The Unique Challenges of Bringing Simulation to STEM Education

ANSYS offers its perspective on strategies for introducing simulation software to future engineers.

Many corporate initiatives these days are aimed at improving STEM education at the high-school and middle-school levels. Projects that bring professional quality tools and resources into the classroom are essential to these initiatives.

But the way in which resources such as simulation software are introduced to young students can have a significant impact on whether the resources are used effectively.

It is common for student versions of professional-grade software platforms to be available to college and university students for free or at a greatly discounted cost. However, incorporating simulation into education at younger levels presents some unique challenges.

Shawn Wasserman from had the opportunity to speak with Paul Lethbridge, academic program manager at ANSYS, to get the simulation software provider’s take on introducing simulation to STEM education.

Projects, MOOCs and More

According to Lethbridge, teachers and students interested in using or learning to use simulation software can start by simply downloading the free student version of the ANSYS product.  Online examples start out relatively basic, such as beginning with a plain block which the user manipulates to see how that block will behave.

“When you affix that block at one end, and apply a load at the other end, how does it deform?

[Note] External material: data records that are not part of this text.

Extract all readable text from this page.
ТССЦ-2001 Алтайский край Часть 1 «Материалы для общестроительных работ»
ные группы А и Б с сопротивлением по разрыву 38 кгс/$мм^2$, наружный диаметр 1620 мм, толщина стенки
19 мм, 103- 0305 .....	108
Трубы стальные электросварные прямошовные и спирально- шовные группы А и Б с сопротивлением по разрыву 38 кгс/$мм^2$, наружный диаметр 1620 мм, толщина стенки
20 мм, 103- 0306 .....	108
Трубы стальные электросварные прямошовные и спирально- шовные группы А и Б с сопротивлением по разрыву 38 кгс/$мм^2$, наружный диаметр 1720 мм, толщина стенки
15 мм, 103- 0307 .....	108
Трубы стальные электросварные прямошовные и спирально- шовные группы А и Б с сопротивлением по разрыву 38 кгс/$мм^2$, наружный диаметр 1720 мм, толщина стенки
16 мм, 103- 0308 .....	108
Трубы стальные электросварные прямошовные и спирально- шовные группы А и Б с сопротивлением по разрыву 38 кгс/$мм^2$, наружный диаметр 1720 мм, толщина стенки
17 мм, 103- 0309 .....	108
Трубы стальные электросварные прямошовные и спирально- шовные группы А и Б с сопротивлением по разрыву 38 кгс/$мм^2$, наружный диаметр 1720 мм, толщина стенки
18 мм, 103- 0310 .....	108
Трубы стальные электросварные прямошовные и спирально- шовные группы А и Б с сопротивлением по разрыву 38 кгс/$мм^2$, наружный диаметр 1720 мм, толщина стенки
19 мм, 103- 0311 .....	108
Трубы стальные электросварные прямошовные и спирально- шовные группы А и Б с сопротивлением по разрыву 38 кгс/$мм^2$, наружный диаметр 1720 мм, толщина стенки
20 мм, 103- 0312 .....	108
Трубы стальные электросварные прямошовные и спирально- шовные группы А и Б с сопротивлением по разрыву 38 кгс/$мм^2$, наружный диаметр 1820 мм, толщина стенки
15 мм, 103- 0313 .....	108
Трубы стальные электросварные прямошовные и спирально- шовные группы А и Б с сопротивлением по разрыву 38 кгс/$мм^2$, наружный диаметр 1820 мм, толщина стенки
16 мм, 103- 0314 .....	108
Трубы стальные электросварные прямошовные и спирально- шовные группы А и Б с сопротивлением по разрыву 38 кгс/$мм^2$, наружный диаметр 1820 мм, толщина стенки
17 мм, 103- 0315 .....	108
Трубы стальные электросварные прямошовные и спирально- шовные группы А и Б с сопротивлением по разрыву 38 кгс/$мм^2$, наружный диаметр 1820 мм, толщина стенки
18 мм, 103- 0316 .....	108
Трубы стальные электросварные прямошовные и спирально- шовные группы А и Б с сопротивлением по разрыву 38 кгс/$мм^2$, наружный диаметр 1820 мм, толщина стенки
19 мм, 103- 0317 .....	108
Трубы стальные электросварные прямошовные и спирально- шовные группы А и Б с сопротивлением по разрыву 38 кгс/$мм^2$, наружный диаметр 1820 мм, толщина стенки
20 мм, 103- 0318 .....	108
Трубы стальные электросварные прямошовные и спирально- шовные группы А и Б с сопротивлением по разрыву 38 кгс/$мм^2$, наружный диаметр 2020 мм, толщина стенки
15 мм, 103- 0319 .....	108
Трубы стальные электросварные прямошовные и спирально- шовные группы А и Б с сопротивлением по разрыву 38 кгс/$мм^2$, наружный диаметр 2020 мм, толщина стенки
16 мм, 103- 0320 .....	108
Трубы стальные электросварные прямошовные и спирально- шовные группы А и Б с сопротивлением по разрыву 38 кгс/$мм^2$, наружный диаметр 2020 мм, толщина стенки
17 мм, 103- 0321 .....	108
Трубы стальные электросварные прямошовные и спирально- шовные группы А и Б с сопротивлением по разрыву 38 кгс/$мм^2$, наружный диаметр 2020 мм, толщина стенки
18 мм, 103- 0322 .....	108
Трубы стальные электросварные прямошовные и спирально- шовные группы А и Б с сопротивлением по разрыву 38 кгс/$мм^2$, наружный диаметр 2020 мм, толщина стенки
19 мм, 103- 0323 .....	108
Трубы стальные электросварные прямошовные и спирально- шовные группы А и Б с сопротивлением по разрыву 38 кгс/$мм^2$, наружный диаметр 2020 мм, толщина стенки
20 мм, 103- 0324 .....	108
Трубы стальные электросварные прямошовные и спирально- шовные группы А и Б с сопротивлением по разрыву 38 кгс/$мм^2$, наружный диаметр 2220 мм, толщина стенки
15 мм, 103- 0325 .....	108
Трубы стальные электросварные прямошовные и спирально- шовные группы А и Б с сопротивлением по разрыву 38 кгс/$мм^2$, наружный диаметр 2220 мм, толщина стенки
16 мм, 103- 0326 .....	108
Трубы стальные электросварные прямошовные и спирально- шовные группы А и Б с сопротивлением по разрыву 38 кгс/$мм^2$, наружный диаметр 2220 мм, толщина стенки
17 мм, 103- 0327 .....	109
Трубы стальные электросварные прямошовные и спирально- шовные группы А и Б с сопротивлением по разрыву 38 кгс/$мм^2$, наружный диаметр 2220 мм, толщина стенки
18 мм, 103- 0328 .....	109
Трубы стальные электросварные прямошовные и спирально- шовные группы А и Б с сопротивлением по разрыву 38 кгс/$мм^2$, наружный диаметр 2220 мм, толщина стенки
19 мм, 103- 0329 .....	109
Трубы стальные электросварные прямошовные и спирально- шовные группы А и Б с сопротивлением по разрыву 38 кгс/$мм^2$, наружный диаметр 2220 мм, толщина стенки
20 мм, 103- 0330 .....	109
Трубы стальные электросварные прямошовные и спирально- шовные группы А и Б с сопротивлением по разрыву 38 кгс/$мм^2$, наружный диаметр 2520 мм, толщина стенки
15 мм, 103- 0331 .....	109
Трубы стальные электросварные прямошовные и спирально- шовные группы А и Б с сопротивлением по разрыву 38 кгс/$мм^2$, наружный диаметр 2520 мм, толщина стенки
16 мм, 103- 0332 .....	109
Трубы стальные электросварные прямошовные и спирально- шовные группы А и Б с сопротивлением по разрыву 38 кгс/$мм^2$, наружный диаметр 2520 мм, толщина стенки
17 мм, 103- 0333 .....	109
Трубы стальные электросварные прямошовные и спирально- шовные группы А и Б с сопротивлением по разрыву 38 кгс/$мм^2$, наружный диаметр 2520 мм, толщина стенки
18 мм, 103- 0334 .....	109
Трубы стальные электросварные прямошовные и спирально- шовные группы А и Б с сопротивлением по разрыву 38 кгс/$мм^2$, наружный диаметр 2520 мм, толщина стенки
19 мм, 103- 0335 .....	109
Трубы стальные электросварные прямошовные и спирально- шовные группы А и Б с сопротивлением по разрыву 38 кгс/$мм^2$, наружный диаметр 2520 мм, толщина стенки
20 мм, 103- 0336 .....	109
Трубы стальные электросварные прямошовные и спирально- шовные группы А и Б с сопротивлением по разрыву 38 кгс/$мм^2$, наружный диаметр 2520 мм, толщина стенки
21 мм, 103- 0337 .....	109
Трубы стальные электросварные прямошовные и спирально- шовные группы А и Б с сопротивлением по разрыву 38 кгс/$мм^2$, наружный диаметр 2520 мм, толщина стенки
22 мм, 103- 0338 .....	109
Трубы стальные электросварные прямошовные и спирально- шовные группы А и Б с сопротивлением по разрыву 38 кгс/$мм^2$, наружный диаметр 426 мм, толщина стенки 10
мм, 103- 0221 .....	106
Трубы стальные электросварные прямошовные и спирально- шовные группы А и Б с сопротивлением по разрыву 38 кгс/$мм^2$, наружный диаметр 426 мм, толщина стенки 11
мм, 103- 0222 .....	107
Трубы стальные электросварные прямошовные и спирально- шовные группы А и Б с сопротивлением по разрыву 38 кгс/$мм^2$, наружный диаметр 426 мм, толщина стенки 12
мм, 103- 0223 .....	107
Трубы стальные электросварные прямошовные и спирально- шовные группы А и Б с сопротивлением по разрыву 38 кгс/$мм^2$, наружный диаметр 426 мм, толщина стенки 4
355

What are the stresses?” explained Lethbridge. “There are some very simple examples in that regard.”

He also mentioned an online MOOC (massive open online course) created by Cornell University. This course, called SimCafe, is available online to anyone interested in learning how to use ANSYS simulation software.

(Image courtesy of ANSYS.)

(Image courtesy of ANSYS.)

There are a number of examples for new users to work with through SimCafe and the MOOC. They start very simple, such as with a basic plate; the user experiments with how a metal plate bends and how this will change if the plate has a hole in it. There are also basic fluid dynamics examples.

“Quite a popular one we’ve seen, which is a little more advanced, is a wind turbine blade,” said Lethbridge.  “How does that turbine blade perform and deform? How does it perform in terms of how much force is created when the wind blows on it, and how does it deform? Is it going to stand up to a gale force wind?”

Building Bridges and Dropping Eggs

There is no denying that questions such as how much force a structure can withstand before being destroyed are great for capturing the interest of future engineers. Many of us can probably remember school forays into engineering principles through the building (and destruction) of popsicle-stick bridges or dropping eggs wrapped in cardboard constructions to—hopefully—keep the shells from cracking.

But these classic projects may not be enough to capture and maintain students’ interest in the current, high-tech world.  This leaves the field open for something more engaging, such as simulation software, to bring new life to student projects.

A young student tests out ANSYS simulation software at the USA Science and Engineering Festival.

A young student tests out ANSYS simulation software at the USA Science and Engineering Festival.

The popsicle-stick bridge exemplifies the classic truss-style structure that is used for bridges and other structures.  “Of course, you can use our software for that,” said Lethbridge.  

“But I think kids today are more interested in designing – the younger generation, definitely – and taking their skateboard or surfboard, and using the software to quickly skin the surface and then stand on that skateboard to see how it bends.”

Previously, it was a matter of availability that determined what educational STEM projects schools could pursue.

“In the past, the actual tools available to students to create something, well, popsicle sticks are easy and cheap, and schools have access to them,” Lethbridge said.  “But these days, with 3D printing and the tools we offer, you can draw things easily, and you can get them printed and test them.  You don’t have to be limited to the stodgy old designs that have been around longer than I have.”

Challenges to Teaching Engineering

While there is a great deal of potential that is promised by the inclusion of simulation tools in STEM education, there are still challenges.

One is the student’s understanding of the software’s user interface, which can be attained through use and practice with the software platform.

The principles behind the software forms a second challenge. “General principles are pretty intuitive for most of the physics,” Lethbridge explained.  “A kid understands that if you have a piece of wood, and you bend it, it will break at some point.  It’s pretty easy to do that.”

The challenge, therefore, comes from understanding and teaching the kids to understand a problem, and teaching them how to pose that question effectively within the software.

“How do you fix that end of the support, and how do you or where do you supply the load?” Lethbridge added.  “It’s really about understanding and educating them about how to couch that problem.”